Ее главная жалоба насчет черной мамы состоит в том, что она делает Пиглю черной, а потом Пигля делает всех, даже папу, черными.
Прошлой ночью она проснулась, испугавшись черной мамы, и попросила отца дать черной маме изюма (изюм Пигля очень любит).
Она проснулась также, напугавшись черной Детки-Сузи, которая делает ее черной. (За день до этого она сбила Сусанну с ног, чем вызвала всеобщее осуждение). Черная Детка-Сузи приходит довольно часто, и ей нужно звонить, чтобы она легла спать. (Детка-Сузи – это Сусанна).

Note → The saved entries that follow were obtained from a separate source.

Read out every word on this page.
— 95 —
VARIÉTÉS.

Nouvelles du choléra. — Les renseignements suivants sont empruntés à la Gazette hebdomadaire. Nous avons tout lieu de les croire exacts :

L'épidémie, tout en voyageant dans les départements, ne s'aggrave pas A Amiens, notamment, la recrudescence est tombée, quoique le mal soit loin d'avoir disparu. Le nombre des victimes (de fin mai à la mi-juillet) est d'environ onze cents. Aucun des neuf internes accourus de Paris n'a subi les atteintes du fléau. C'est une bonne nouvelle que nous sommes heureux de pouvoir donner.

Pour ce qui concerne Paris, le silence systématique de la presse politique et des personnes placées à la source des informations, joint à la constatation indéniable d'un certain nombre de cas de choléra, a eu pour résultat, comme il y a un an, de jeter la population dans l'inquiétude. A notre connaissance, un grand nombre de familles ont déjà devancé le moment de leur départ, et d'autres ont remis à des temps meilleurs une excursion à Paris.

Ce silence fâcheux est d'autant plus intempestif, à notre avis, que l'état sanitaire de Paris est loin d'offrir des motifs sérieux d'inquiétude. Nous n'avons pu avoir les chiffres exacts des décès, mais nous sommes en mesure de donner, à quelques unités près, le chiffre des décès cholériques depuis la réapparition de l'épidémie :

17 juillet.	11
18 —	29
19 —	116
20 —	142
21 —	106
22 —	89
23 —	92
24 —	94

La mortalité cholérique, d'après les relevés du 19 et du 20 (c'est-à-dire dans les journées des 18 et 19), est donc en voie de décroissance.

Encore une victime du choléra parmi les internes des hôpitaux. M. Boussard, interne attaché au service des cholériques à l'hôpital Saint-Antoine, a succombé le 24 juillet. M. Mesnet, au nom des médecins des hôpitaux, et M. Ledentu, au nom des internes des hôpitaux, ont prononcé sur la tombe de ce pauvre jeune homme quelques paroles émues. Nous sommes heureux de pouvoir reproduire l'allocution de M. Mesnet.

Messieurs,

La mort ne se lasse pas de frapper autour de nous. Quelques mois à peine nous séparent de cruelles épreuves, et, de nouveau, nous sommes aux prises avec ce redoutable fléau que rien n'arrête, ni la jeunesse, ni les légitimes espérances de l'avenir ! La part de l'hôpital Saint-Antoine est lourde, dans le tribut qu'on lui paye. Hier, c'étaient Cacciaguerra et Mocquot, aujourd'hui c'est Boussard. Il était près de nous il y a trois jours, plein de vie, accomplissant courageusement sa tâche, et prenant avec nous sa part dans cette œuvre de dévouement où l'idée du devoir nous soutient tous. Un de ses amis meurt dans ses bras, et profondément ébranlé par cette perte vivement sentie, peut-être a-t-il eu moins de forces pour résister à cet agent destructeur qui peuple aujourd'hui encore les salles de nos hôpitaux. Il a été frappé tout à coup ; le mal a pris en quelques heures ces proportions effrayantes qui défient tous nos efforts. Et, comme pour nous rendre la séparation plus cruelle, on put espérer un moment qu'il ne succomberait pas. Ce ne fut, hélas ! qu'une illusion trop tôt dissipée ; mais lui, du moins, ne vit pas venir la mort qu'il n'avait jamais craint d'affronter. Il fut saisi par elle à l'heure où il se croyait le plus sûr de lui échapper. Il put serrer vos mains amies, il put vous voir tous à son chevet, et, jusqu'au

Теперь Пигля гораздо реже выступает в качестве мамы или малышки. Она стала намного капризней, когда надо ложиться спать и т.д., но обычно довольно сильно от этого страдает. Есть еще одна вещь: на всех письмах, которые она пишет, и на рисунках, которые она делает, написано „Малышка баблан“; и это надо писать на конвертах. Понятия не имею, что это значит. Думаю, я вам рассказывала, что ребенка Пигли зовут „Габи-Габи“, что, как я думаю, означает „Габриела“, имя, которое произносить она не может. [Мне кажется, что Малышка Гобла (Baby Gobla) (не „баблан“) – это еще один вариант Габриелы, подобно „Гали-Гали“ или „Галли-Галли“ – не знаю, чем эти два варианта отличаются».
Еще одно письмо от матери
«Пигля попросилась к вам на прием, кажется, довольно срочно. Когда я сказала, что, может быть, перед отъездом во Францию на это не хватит времени, она очень разъяренно сказала, что хватит.